On Sat, May 17, 2008 at 12:45 AM, Nathan Beyer <[EMAIL PROTECTED]> wrote:
> By 'SessionContext', are you referring to the HttpSession?

It's not the HttpSession, because I am talking about a XMPP server
here, not a HTTP server/servlet container, but it is a very similar
approach.

> Attributes in
> session need to be managed carefully, as these attributes must be
> serializable and distributable among a set of servers in the case of
> load-balancing and failover.

Scalability is an issue here.
(I did not put many thoughts in this yet unfortunately, but...)
Scalability in the XMPP world is a little bit different than HTTP,
because XMPP works with durable TCP/IP connections while HTTP opens a
short lived new connection on every request (I am not talking about
Comet here). So if you loose your connection because of a server
failure, you loose your session, have to reconnect, create a new
session anyway.
In a load balancing setup this might be different (proxy front server
holding connections, servers in the back handling the session,
back-end server fails, client doesn't notice).

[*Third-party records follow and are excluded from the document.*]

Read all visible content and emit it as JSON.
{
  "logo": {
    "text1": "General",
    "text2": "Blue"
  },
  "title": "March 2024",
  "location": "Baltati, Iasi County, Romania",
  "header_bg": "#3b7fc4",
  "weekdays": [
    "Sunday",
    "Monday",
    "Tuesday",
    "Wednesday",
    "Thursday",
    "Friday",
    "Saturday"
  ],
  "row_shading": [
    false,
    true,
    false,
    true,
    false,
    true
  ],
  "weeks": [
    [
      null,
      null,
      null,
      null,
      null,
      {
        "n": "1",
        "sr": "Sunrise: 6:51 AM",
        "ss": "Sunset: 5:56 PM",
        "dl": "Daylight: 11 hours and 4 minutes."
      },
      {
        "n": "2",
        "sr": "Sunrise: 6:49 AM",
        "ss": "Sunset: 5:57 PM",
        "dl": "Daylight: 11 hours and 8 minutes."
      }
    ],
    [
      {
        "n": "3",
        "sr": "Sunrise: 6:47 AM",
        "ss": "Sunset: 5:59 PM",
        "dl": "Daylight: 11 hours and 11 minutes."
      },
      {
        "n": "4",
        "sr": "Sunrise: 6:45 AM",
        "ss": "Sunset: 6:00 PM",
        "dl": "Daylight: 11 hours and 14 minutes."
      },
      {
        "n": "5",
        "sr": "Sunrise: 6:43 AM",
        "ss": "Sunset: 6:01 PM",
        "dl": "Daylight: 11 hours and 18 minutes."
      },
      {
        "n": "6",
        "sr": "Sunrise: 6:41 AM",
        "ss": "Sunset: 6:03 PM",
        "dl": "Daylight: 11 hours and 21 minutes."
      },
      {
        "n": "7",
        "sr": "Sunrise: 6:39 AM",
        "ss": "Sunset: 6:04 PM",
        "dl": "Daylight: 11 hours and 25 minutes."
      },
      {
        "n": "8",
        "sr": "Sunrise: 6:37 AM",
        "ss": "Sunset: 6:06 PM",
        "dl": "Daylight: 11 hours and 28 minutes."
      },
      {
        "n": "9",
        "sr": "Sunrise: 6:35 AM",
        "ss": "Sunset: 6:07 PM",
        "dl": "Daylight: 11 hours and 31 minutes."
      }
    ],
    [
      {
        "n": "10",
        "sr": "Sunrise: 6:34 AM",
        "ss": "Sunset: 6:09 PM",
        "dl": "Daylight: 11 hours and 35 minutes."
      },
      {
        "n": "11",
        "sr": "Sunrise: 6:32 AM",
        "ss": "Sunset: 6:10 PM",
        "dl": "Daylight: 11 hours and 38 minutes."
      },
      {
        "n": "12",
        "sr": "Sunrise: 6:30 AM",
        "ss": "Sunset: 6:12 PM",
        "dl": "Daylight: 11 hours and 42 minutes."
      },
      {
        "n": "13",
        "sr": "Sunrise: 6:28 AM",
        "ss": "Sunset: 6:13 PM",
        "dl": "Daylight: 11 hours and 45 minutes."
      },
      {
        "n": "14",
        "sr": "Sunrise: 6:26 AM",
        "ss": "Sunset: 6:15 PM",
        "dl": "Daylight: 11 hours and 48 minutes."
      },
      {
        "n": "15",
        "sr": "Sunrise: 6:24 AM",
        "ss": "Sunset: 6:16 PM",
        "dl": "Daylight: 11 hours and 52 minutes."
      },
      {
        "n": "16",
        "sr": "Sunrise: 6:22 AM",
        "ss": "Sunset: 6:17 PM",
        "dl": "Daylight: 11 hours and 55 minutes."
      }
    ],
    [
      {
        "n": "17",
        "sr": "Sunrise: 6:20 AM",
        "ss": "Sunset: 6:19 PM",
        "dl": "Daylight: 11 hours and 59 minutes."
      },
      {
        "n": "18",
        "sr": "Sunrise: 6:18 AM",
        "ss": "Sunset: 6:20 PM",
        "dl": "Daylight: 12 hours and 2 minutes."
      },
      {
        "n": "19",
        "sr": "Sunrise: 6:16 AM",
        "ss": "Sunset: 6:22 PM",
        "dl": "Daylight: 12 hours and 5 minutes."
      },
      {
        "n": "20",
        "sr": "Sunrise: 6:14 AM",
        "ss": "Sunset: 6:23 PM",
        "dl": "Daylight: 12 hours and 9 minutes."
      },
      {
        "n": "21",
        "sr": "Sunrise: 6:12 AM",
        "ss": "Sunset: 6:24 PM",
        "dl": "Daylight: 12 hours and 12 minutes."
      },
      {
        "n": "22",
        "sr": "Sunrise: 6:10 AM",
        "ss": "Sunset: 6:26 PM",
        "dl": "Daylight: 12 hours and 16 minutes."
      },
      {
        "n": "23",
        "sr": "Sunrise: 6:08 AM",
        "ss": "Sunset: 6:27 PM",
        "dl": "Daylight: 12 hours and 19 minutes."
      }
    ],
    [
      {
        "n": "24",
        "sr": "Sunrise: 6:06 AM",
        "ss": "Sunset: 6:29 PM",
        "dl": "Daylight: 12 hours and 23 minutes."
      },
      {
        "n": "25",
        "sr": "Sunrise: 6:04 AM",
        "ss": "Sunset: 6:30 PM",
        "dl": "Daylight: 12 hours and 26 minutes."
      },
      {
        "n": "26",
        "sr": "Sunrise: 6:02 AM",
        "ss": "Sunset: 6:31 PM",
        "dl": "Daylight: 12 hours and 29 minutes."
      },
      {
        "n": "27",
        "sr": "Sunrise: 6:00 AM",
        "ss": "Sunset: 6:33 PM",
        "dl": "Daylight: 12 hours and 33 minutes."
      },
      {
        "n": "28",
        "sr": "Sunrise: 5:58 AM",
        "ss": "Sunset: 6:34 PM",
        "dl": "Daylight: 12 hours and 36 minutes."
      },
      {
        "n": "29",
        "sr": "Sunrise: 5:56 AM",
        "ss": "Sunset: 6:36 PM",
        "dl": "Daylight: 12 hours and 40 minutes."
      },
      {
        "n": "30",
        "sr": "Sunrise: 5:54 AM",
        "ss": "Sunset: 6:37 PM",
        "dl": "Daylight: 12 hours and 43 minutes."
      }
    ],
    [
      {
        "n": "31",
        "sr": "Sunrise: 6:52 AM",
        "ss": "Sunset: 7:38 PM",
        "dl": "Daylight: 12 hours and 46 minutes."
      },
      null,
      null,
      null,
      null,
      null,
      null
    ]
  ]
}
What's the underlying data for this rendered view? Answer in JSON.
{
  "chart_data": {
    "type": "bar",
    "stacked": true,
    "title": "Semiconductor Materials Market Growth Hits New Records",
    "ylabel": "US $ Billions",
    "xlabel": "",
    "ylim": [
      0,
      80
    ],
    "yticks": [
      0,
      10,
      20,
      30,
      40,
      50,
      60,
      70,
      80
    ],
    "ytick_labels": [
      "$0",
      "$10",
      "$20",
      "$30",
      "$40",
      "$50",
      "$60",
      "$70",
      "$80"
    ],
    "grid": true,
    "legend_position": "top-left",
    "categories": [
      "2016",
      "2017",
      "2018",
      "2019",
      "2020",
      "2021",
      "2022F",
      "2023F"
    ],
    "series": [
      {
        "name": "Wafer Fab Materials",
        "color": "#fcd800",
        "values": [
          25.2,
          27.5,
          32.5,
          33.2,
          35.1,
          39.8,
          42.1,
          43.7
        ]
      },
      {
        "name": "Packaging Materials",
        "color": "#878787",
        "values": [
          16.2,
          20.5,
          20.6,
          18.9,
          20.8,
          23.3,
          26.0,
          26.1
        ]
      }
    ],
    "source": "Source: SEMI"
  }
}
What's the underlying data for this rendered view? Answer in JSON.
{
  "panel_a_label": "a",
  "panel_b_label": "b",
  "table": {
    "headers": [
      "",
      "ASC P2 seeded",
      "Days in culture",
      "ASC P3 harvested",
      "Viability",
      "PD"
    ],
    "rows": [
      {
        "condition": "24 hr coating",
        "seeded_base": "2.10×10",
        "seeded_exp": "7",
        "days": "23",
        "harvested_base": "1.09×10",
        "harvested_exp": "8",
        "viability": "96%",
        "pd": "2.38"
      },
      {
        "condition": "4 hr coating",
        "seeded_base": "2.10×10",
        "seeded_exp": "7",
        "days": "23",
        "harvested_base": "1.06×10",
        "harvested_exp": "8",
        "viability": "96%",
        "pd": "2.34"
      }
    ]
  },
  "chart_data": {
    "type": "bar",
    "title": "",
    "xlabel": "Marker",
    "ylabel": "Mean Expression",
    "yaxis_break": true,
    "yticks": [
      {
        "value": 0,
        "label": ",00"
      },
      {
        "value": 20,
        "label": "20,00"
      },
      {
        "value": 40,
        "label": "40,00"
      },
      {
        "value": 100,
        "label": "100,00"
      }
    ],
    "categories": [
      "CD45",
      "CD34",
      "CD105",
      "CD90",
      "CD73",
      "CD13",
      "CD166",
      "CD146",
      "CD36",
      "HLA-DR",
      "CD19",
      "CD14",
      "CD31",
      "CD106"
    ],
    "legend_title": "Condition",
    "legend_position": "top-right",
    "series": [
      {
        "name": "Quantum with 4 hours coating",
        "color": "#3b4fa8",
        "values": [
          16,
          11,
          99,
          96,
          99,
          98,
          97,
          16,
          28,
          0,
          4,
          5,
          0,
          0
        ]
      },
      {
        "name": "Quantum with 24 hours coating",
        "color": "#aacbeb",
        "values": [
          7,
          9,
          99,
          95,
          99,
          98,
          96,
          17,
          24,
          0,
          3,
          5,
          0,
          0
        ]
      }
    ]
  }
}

> In the case of single-server instances, this is
> rarely noticed, but once you scale out to multiple servers you'll get some
> interesting side-effects, depending on how a vendor implements the session
> distribution.

Well we are talking about a XMPP server implementation here. So
luckily, we actually are the vendor ;-)

>
> In any case, the storage of a complex and large sounding object in the
> session is probably best avoided.

That's why I opt to not have it in the session.
BTW, you would be surprised how many data some web frameworks store in
session nowadays. But that's really off-topic.